You will receive your tax information from your Claim Agent TOM HOWARD.
Please do not attempt to use this check until you call. We urge you to keep this winning CONFIDENTIAL until your claim has been processed and your cash remitted to you as this is part of your security protocol to avoid double claiming or unscrupulous acts by non participants taking advantage of this program.
You are advised to contact the claim agent immediately for further clarification as indicated below within 10days.
You are to contact him at 1-647-686-5687 as soon as you receive this letter.
The check was indeed made out to the member for $4,885, and as far as I could tell (I’m still learning how to do it), the fractional routing number agreed with what was in the MICR line. I haven’t had a chance to seen the actual item yet, but I’m willing to guess it was printed on legitimate stock with all the security features intact.
However, there are a number of clues that you’re looking at a Lottery Scam. Ready?
- The address given for the company is in Canada. There’s a reason “Canadian Lottery” is one of the terms used for this type of scam.
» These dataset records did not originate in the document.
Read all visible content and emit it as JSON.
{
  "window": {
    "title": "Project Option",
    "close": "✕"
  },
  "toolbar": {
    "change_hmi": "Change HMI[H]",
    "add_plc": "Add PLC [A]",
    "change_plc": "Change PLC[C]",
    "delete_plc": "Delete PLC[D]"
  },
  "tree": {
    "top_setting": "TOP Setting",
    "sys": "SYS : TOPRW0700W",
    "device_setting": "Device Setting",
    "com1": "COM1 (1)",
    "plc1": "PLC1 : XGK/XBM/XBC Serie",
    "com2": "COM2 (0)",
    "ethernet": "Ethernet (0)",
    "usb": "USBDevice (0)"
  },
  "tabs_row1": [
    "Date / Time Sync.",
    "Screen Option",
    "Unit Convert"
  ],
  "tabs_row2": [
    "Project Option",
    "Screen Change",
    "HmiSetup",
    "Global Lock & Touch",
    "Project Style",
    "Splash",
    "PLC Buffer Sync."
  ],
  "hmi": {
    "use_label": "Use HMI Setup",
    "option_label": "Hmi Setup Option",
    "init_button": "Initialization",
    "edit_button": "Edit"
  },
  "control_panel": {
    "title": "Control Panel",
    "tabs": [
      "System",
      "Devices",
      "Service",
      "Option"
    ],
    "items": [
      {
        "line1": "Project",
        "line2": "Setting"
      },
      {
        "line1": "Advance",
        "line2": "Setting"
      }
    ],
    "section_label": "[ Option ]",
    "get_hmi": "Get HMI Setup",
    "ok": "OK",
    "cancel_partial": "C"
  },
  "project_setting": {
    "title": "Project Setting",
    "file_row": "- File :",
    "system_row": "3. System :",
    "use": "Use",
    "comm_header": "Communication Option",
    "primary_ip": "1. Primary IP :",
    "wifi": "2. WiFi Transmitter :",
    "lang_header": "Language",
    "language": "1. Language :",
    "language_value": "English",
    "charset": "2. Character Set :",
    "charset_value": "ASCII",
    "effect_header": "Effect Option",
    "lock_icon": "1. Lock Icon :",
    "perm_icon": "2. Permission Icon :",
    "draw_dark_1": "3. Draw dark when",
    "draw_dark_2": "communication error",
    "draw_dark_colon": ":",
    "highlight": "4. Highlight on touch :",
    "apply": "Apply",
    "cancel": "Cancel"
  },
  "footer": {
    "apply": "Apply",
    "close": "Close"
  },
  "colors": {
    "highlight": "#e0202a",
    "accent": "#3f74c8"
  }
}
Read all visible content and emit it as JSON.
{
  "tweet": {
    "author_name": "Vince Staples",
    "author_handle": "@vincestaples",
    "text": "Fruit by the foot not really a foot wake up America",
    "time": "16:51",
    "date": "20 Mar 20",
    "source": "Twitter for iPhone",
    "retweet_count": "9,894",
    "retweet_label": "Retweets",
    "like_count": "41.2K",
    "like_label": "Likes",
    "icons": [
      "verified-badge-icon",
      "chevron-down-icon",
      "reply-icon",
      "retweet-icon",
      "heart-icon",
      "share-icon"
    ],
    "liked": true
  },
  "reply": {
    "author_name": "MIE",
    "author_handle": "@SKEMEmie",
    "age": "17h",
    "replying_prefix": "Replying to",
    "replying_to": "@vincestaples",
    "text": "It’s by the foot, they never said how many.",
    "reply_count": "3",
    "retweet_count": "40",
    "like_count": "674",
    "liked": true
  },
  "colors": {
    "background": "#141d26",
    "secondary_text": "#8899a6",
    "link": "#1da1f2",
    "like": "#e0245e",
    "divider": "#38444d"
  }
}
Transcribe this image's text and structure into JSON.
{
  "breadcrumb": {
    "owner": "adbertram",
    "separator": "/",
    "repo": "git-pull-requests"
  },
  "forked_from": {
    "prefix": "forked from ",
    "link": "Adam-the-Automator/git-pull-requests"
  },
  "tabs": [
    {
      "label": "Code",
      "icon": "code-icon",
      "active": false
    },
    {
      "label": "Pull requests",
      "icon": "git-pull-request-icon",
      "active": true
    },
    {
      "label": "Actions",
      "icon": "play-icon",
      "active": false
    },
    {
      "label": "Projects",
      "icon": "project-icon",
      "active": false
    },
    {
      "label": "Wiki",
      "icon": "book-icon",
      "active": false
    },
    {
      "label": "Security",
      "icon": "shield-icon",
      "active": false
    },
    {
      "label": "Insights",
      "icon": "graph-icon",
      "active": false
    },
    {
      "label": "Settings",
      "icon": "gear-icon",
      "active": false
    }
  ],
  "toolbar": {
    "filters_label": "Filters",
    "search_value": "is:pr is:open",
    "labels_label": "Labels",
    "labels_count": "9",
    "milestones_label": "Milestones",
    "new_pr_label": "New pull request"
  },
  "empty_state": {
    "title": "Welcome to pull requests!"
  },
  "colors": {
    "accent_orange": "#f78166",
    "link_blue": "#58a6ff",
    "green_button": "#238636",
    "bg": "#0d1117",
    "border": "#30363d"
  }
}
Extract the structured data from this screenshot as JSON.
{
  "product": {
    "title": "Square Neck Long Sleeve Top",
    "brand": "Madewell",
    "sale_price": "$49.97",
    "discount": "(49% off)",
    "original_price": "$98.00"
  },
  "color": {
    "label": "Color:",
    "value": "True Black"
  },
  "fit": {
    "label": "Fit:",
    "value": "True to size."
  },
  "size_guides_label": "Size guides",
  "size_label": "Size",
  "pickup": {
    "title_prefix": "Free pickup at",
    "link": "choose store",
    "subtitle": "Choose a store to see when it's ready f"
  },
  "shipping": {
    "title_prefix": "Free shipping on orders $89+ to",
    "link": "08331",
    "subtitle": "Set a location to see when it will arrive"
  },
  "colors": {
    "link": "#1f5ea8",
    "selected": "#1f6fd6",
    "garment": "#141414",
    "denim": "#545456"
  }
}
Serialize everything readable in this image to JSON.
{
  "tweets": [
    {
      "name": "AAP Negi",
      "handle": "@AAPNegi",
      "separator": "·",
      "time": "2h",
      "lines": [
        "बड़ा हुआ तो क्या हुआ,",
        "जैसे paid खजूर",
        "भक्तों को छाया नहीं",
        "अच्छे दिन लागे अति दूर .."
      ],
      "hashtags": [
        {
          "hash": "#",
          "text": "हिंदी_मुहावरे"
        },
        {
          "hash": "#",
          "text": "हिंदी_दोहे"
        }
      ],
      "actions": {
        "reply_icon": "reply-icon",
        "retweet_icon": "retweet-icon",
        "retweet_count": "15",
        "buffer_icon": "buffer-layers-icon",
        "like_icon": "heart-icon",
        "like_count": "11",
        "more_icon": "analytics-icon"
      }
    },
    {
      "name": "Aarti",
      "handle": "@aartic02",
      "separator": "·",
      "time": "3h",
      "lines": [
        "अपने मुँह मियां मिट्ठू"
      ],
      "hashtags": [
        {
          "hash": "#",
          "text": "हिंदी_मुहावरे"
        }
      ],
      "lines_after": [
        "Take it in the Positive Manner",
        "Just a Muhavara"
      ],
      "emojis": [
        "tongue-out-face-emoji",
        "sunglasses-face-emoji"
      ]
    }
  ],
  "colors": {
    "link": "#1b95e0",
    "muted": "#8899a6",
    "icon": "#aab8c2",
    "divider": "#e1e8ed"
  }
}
- The check is drawn off Phoenix Air, a cargo airline based in Cartersville, GA.
- You can’t see it here, but the signature did not look anything like “Morris Lexington.” In fact, it looked like “Paul” and something that ended with a B.
- They’re talking about a large cash prize in a contest the recipient never entered. You have to buy a ticket to win a lottery.
- When you pay taxes, you pay the government. You don’t use Moneygram or Western Union to wire the funds to a private organization.
- The spacing and grammar are weird throughout the letter.
- When you win any sort of lottery, applicable fees are taken out beforehand. They don’t send you money only to have you wire it back to them (even if they did, wouldn’t you also be taxed on the original $4,885, too?).
- They’re instructing the recipient not to tell anyone about their winnings. This is a massive warning sign. They don’t want their potential victims talking about the letter because they don’t want any better-informed people telling them, “Um, that’s a scam.”
There are probably another ten things I could point out, but if you know what to look for, the fact that you’re being told you won a Canadian contest you didn’t enter in the first place will tell you everything you need to know. Point #8 above is a very common feature of these scams—the attempt to isolate the potential victim from outside advice. This tactic seems to really target the elderly, who often aren’t as “hip” to the latest fraud trends. Make sure you inform your family and friends about these scams, especially those who don’t use the Internet or pay much attention to the news. Had they fallen for it, our member would have lost at least $2,985, and possibly more. Nobody needs that in their life.
Incidentally, I Googled the phone number in the letter. Apparently the owner of that phone is also trying to hawk some computers and/or parts in online classifieds. That probably goes to show something about online classifieds, but we’ll get into that another time.